Tuberculosis Makes a Lethal Fungus More Dangerous, Lab Study Finds

Two of the world's most dangerous infectious pathogens often share the same patient. Tuberculosis infects roughly 10 million people per year globally and killed 1.25 million in 2023. Cryptococcus neoformans, a fungus that colonizes the lungs and can spread to the brain causing meningitis, caused an estimated 112,000 deaths in 2020 alone - and disproportionately kills people whose immune systems have already been weakened, including by tuberculosis. In regions where both pathogens are endemic, co-infection is common.

What has not been studied until now is whether the two pathogens interact - whether the presence of one changes the behavior of the other in ways that worsen disease. A research team at the MRC Centre for Medical Mycology at the University of Exeter has provided the first direct experimental evidence that they do. Their findings, from a study led by PhD candidate Orlando Ross, show that C. neoformans exposed to tuberculosis bacteria becomes structurally altered in ways associated with increased pathogenicity. The work is preliminary - all in cell and culture models - but it opens a new lens on co-infection biology. The study represents early-stage laboratory research; no animal or human clinical data are yet available.

A WHO Critical Priority Pathogen

Cryptococcus neoformans occupies one of four positions on the WHO's Fungal Pathogens Priority List as a "critical priority" organism - a designation intended to draw the same level of research and policy attention that bacterial and viral critical priority pathogens receive. The fungus spreads by inhalation of spores or yeast cells present in soil and pigeon droppings. In immunocompetent people, infection is usually contained; in people with impaired immunity - including those with HIV, organ transplant recipients, or patients on high-dose corticosteroids - it can spread to the central nervous system and cause cryptococcal meningitis, which is fatal without treatment and carries high mortality even with it.

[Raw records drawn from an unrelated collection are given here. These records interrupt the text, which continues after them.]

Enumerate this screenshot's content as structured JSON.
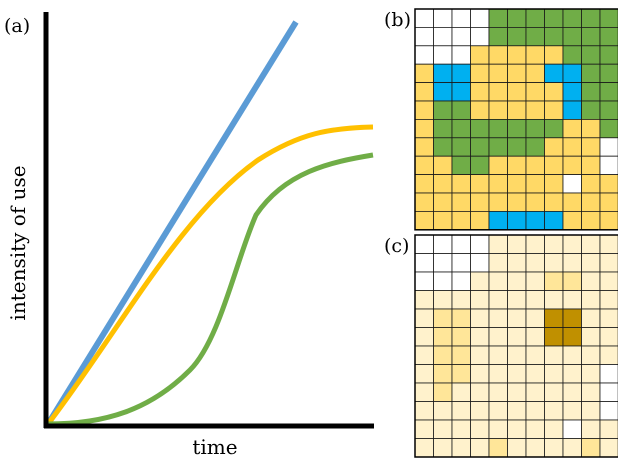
{
  "panels": {
    "a": {
      "label": "(a)",
      "xlabel": "time",
      "ylabel": "intensity of use",
      "curves": [
        {
          "id": "linear",
          "color": "#5b9bd5",
          "shape": "straight line"
        },
        {
          "id": "saturating",
          "color": "#ffc000",
          "shape": "concave saturating"
        },
        {
          "id": "sigmoid",
          "color": "#70ad47",
          "shape": "sigmoid"
        }
      ]
    },
    "b": {
      "label": "(b)",
      "palette": {
        "W": "#ffffff",
        "Y": "#ffd966",
        "G": "#70ad47",
        "B": "#00b0f0"
      },
      "grid": [
        "WWWWGGGGGGG",
        "WWWWGGGGGGG",
        "WWWYYYYYGGG",
        "YBBYYYYBBGG",
        "YBBYYYYYBGG",
        "YGGYYYYYBGG",
        "YGGGGGGGYYG",
        "YGGGGGGYYYW",
        "YYGGYYYYYYW",
        "YYYYYYYYWYY",
        "YYYYYYYYYYY",
        "YYYYBBBBYYY"
      ]
    },
    "c": {
      "label": "(c)",
      "palette": {
        "W": "#ffffff",
        "L": "#fff2cc",
        "M": "#ffe699",
        "D": "#c09000"
      },
      "grid": [
        "WWWWLLLLLLL",
        "WWWWLLLLLLL",
        "WWWLLLLMMLL",
        "LLLLLLLLLLL",
        "LMMLLLLDDLL",
        "LMMLLLLDDLL",
        "LMMLLLLLLLL",
        "LMMLLLLLLLW",
        "LMLLLLLLLLW",
        "LLLLLLLLLLW",
        "LLLLLLLLWLL",
        "LLLLMLLLLML"
      ]
    }
  }
}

What Changes When the Two Pathogens Meet

The Exeter team co-incubated C. neoformans with Mycobacterium species in culture and examined whether the fungus changed in ways relevant to pathogenicity. The hypothesis going in was specific: the researchers predicted that exposure to mycobacteria would drive C. neoformans toward larger cell size and altered morphology - changes previously linked to worse outcomes in infected hosts.

What they found confirmed the hypothesis. In the presence of mycobacteria, the fungal cells showed changes in cell density, in the diversity of cell types within the population, and in capsule size. The capsule is a protective polysaccharide outer coating that surrounds C. neoformans cells - it is a key virulence factor that helps the fungus evade immune attack and persist inside host cells. Larger capsules are associated with greater resistance to phagocytosis and more severe infection.

Some of these changes are known from other research to correlate with increased harmfulness to infected hosts - they point toward a more pathogenic fungal phenotype emerging specifically in the context of co-infection.

Immune Cell Invasion Under Co-Infection Conditions

The team went a step further and replicated a co-infected lung environment in the laboratory to examine how the two pathogens together affect immune cell function. In this model, they found that immune cells - specifically macrophages, the primary innate immune cells that patrol the lungs - were more likely to be invaded by C. neoformans when tuberculosis bacteria were also present, compared with fungal infection in the absence of tuberculosis.

This is significant because C. neoformans is known to survive inside macrophages rather than being destroyed by them - a key mechanism by which the fungus evades clearance and persists in the body. If tuberculosis infection increases the frequency with which C. neoformans successfully invades macrophages, co-infected patients could face a more aggressive and less controllable fungal infection than those infected with the fungus alone.

"This shows that the presence of both bacterial and fungal pathogens together in the lung could worsen disease outcome for patients," said Ross.

What This Study Does Not Yet Show

The study is entirely in vitro - conducted in cell culture and controlled co-incubation experiments outside of a living organism. Whether the same interactions occur in a full mammalian immune system, with its complex network of cellular and humoral defenses, feedback loops, and tissue-specific environments, remains to be demonstrated. The researchers identify mouse model experiments as the immediate next step for validation.

"We're really proud of the physiological modelling we've carried out in this project, but we're excited to validate these findings in the context of a full immune system and more complex host environments," said Ross.

If confirmed in animal models, the findings would carry clinical implications. Patients co-infected with tuberculosis and C. neoformans might warrant more aggressive antifungal treatment than current guidelines recommend for fungal infection alone. The mechanisms by which tuberculosis drives the fungal phenotype changes also represent potential targets for intervention - disrupting that interaction could represent a new strategy for managing co-infection outcomes in high-burden settings where both pathogens are endemic.